White has taken Perry to task for the many warts that have grown up in his decade as governor. Using state records, the Democrats discovered that Perry had spent an average of seven hours a week on state business in the first half of 2010; White took to calling him "part-time Perry." He has hammered Perry for rewarding his donors with coveted state appointments. (A new study by Texans for Public Justice found that Perry’s appointees had accounted for more than one-fifth of his campaign funds in his three runs for governor.) White decries the state’s alarming budget deficit at every opportunity. But he’s also convinced that Perry’s act is simply no longer connecting, and that Texans are ready for something radically different: a good-government guy with David Cross hair.

"He thinks he’s gonna buy it with thirty-second TV commercials," White tells me on the plane back to Houston. "The first one I saw—predictable as punch—had an image of me and President Obama in the same commercial. He figures that if most people want a new governor and he’s worn out his welcome, maybe he can get ’em mad at somebody else and stay in there.

"You can do it with theater for so long," White continues, "but after a while, you’re accountable for results. And in nine and a half years, nobody has seen Perry accept responsibility and roll up his shirtsleeves and fix things."

White’s Mr. Fix-It pitch is somewhat rare in Texas: elect me and government will run better. In a state where those who turn out to vote still tend to be small-government types, that’s a tough sell. Why would we want a good government when we don’t even want a government? But White is the antipolitical candidate in an antipolitical year. Even if he merely makes it close on November 2, it will be a moral victory for Texas Democrats—a sign that, even in what looks to be a rotten year for the national party, they actually can compete. And it will be another prick in Perry’s presidential balloon.

* * *

Perry has long pooh-poohed his presidential ambitions. Interviewed in late September on Inside Texas Politics, Perry indicated that he was already moving on to his next project—after the campaign book, that is. He said he’s organizing a coalition of small-government governors to "push back" against the federal government. Meanwhile, he continues to travel widely, taking his message of the Texas economic miracle to the rest of the country and sharply contrasting himself with Obama at every opportunity. In August, when the president made a rare visit to Texas, Perry attempted to hand him a hotly worded letter about the need for more border security in Texas as he deplaned in Austin; Obama had him give it to an aide. In a recent ad, a still of the brief and awkward encounter is captioned, "Perry Confronts Obama over border issues."

There’s no guarantee that Perry, whose campaign has begun to unleash a barrage of "shock and awe" attack ads against White, won’t come on strong in the end.

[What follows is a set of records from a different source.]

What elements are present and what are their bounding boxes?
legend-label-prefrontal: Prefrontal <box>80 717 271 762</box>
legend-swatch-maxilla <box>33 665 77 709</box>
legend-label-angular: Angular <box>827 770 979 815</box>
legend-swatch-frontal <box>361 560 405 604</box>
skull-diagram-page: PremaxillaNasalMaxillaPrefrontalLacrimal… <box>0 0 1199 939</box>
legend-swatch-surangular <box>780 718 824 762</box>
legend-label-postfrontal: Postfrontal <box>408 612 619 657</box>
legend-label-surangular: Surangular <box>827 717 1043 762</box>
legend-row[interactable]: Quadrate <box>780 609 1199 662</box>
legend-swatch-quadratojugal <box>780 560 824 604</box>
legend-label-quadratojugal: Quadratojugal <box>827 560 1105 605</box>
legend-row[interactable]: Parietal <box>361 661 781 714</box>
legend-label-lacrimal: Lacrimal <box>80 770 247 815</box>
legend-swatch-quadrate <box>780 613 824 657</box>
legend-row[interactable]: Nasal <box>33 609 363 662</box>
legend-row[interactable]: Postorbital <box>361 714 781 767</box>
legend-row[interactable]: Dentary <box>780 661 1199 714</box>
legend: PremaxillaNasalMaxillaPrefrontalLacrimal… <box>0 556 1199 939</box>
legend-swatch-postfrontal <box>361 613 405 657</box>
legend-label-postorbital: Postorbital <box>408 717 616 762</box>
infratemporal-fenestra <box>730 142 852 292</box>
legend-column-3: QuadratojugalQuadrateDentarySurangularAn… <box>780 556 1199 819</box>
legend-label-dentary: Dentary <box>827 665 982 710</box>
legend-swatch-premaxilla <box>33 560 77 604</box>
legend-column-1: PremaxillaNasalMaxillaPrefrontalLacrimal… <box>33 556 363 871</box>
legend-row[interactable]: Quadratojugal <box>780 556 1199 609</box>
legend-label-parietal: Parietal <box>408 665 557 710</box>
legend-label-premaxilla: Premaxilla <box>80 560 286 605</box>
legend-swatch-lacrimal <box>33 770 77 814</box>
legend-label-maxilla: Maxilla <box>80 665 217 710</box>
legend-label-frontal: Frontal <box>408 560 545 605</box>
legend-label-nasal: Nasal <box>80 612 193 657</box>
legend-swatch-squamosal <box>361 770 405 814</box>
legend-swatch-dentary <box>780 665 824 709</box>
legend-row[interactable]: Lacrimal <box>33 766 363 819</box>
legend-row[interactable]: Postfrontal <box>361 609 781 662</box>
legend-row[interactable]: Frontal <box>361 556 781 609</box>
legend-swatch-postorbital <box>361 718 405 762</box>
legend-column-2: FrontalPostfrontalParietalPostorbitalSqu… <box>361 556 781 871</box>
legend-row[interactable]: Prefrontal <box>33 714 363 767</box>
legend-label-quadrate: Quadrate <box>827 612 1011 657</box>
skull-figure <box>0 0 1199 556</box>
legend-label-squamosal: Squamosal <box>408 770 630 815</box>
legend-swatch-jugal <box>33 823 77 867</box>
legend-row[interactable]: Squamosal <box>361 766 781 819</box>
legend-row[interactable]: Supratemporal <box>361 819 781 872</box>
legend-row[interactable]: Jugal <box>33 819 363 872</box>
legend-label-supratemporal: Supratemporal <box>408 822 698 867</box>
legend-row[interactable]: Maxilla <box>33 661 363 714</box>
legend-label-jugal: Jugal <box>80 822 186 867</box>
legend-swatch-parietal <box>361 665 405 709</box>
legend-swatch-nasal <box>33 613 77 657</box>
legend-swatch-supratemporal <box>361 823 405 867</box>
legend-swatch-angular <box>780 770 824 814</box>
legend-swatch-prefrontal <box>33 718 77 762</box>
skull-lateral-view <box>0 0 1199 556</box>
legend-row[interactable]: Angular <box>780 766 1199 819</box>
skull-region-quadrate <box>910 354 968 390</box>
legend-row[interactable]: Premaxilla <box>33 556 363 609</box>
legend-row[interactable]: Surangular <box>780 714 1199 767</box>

He could still win a strong-enough victory to propel him into 2012 with a glimmer of hope. Texans have never loved Rick Perry, but they’ve also never failed to elect him in four statewide campaigns. The governor, meanwhile, is dismissing budget doomsayers as manipulators of "crystal balls and Ouija boards" and sticking to the "Morning in America" script.

"Voters will look at the economy and realize Texas is better off than practically any state in the country," Perry said at an Arab-American Cultural and Community Center forum in Houston in September. "People still know there is something special about Texas." He has to hope so.